Calerga Math Display
The equation entered with LaTeX syntax is converted to MathML presentation, which is rendered in the canvas HTML element. Here are some examples you can try: \alpha \Gamma symbols \sin superscript subscript groups \sqrt \root \frac accents \not spacing \pmatrix array \nolimits font \color
Bounding box Text position
The following LaTeX features are supported:
- variables (each letter is a separate variable)
- numbers (sequences of digit and dot characters)
- superscripts and subscripts, prime (single or multiple)
- braces used to group subexpressions or specify arguments with more than one token
- operators (+, -, comma, semicolon, etc.)

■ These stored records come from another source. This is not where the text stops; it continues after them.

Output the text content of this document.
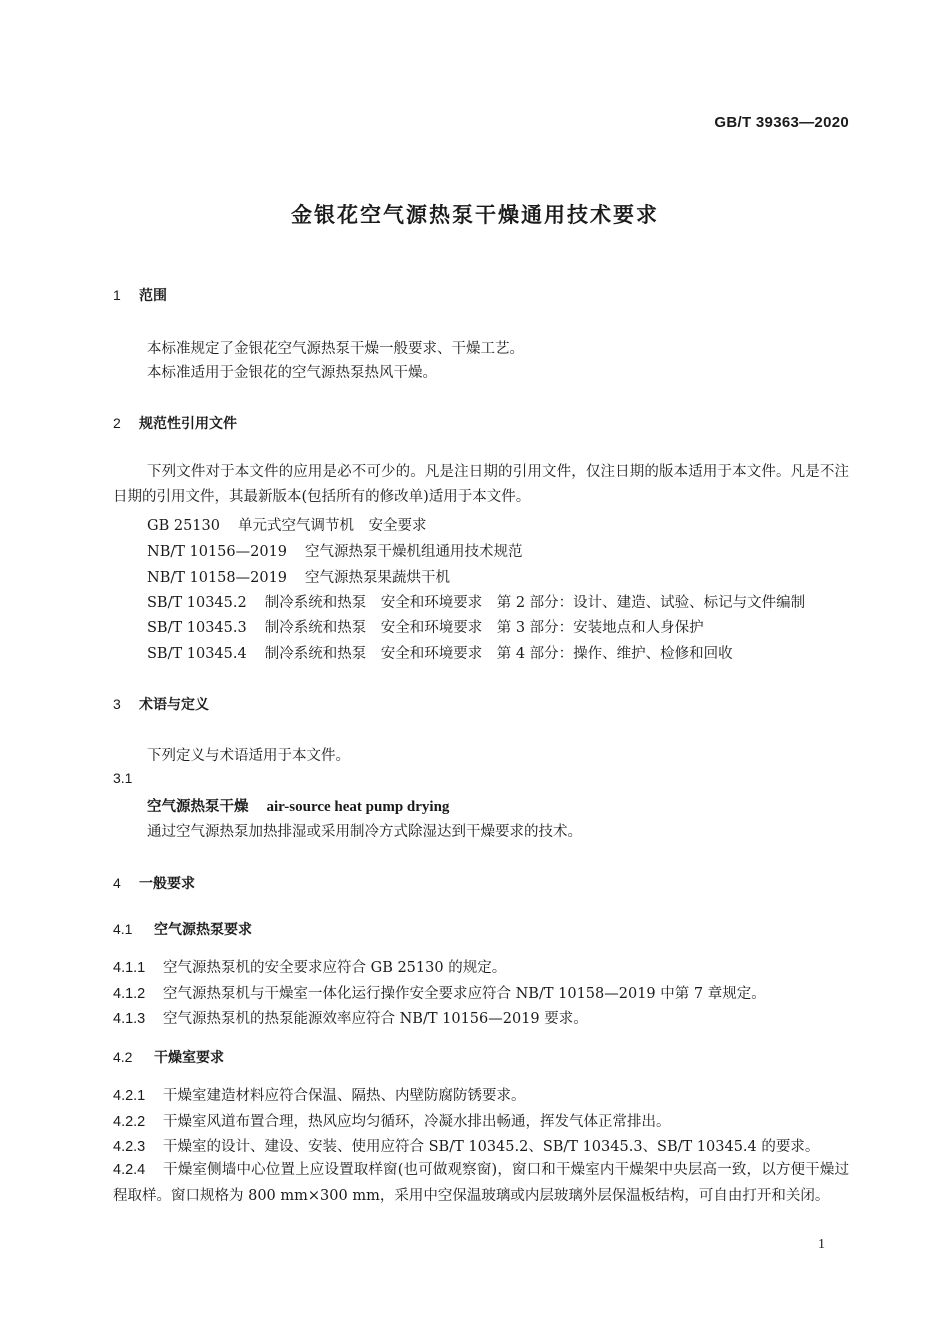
GB/T 39363—2020
金银花空气源热泵干燥通用技术要求
1 范围
本标准规定了金银花空气源热泵干燥一般要求、干燥工艺。
本标准适用于金银花的空气源热泵热风干燥。
2 规范性引用文件
下列文件对于本文件的应用是必不可少的。凡是注日期的引用文件，仅注日期的版本适用于本文件。凡是不注日期的引用文件，其最新版本(包括所有的修改单)适用于本文件。
GB 25130 单元式空气调节机　安全要求
NB/T 10156—2019 空气源热泵干燥机组通用技术规范
NB/T 10158—2019 空气源热泵果蔬烘干机
SB/T 10345.2 制冷系统和热泵　安全和环境要求　第 2 部分：设计、建造、试验、标记与文件编制
SB/T 10345.3 制冷系统和热泵　安全和环境要求　第 3 部分：安装地点和人身保护
SB/T 10345.4 制冷系统和热泵　安全和环境要求　第 4 部分：操作、维护、检修和回收
3 术语与定义
下列定义与术语适用于本文件。
3.1
空气源热泵干燥 air-source heat pump drying
通过空气源热泵加热排湿或采用制冷方式除湿达到干燥要求的技术。
4 一般要求
4.1 空气源热泵要求
4.1.1 空气源热泵机的安全要求应符合 GB 25130 的规定。
4.1.2 空气源热泵机与干燥室一体化运行操作安全要求应符合 NB/T 10158—2019 中第 7 章规定。
4.1.3 空气源热泵机的热泵能源效率应符合 NB/T 10156—2019 要求。
4.2 干燥室要求
4.2.1 干燥室建造材料应符合保温、隔热、内壁防腐防锈要求。
4.2.2 干燥室风道布置合理，热风应均匀循环，冷凝水排出畅通，挥发气体正常排出。
4.2.3 干燥室的设计、建设、安装、使用应符合 SB/T 10345.2、SB/T 10345.3、SB/T 10345.4 的要求。
4.2.4 干燥室侧墙中心位置上应设置取样窗(也可做观察窗)，窗口和干燥室内干燥架中央层高一致，以方便干燥过程取样。窗口规格为 800 mm×300 mm，采用中空保温玻璃或内层玻璃外层保温板结构，可自由打开和关闭。
1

- control sequences for character definitions, with greek characters in lower case (\alpha, ..., \omega, \varepsilon, \vartheta, \varphi) and upper case (\Alpha, ..., \Omega), arrows (\leftarrow or \gets, \rightarrow or \to, \uparrow, \downarrow, \leftrightarrow, \updownarrow, \Leftarrow, \Rightarrow, \Uparrow, \Downarrow, \Leftrightarrow, \Updownarrow, \nwarrow, \nearrow, \searrow, \swarrow, \mapsto, \hookleftarrow, \hookrightarrow, \Longleftrightarrow, \longmapsto), and symbols (\|, \ell, \partial, \infty, \emptyset, \nabla, \perp, \angle, \triangle, \backslash, \forall, \exists, \flat, \natural, \sharp, \pm, \mp, \cdot, \times, \star, \diamond, \cap, \cup, etc.)
- \not followed by comparison operator, such as \not< or \not\approx
- control sequences for function definitions (\arccos, \arcsin, \arctan, \arg, \cos, \cosh, \cot, \coth, \csc, \deg, \det, \dim, \exp, \gcd, \hom, \inf, \injlim, \ker, \lg, \liminf, \limsup, \ln, \log, \max, \min, \Pr, \projlim, \sec, \sin, \sinh, \sup, \tan, \tanh)
- accents (\hat, \check, \tilde, \acute, grave, \dot, \ddot, \dddot, breve, \bar, \vec, \overline, \widehat, \widetilde, \underline)
- \left and \right
- fractions with \frac or \over
- roots with \sqrt (without optional radix) or \root...\of...
- \atop
- large operators (\bigcap, \bigcup, \bigodot, \bigoplus, \bigotimes, \bigsqcup, \biguplus, \bigvee, \bigwedge, \coprod, \prod, and \sum with implicit \limits for limits below and above the symbol; and \int, \iint, \iiint, \iiiint, \oint, and \oiint with implicit \nolimits for limits to the right of the symbol)
- \limits and \nolimits for functions and large operators
- matrices with \matrix, \pmatrix, \bmatrix, \Bmatrix, \vmatrix, \Vmatrix, \begin{array}{...}.../\end{array}; values are separated with & and rows with \cr or \\
- font selection with \rm for roman, \bf for bold face, and \mit for math italic
- color with \color{c} where c is black, red, green, blue, cyan, magenta, yellow, white, orange, violet, purple, brown, darkgray, gray, or lightgray
- hidden element with \phantom
- text with \hbox{...} (brace contents is taken verbatim)
- horizontal spaces with \, \: \; \quad \qquad and \!
LaTeX features not enumerated above, such as definitions and nested text and equations, are not supported.
On the other hand, some semantics is recognized to build subexpressions which are revealed in the resulting MathML. For instance, in x+(y+z)w, (y+z) is a subexpressions; so is (y+z)w with an implicit multiplication (resulting in the <mo>⁢<mo> MathML operator), used as the second operand of the addition. LaTeX code (like mathematical notation) is sometimes ambiguous and is not always converted to the expected MathML (e.g. a(b+c) is converted to a function call while the same notation could mean the product of a and b+c), but this should not have any visible effect when the MathML is typeset.
Operators can be used as freely as in LaTeX. Missing operands result in <none/>, as if there were an empty pair of braces {}. Consecutive terms are joined with implicit multiplications.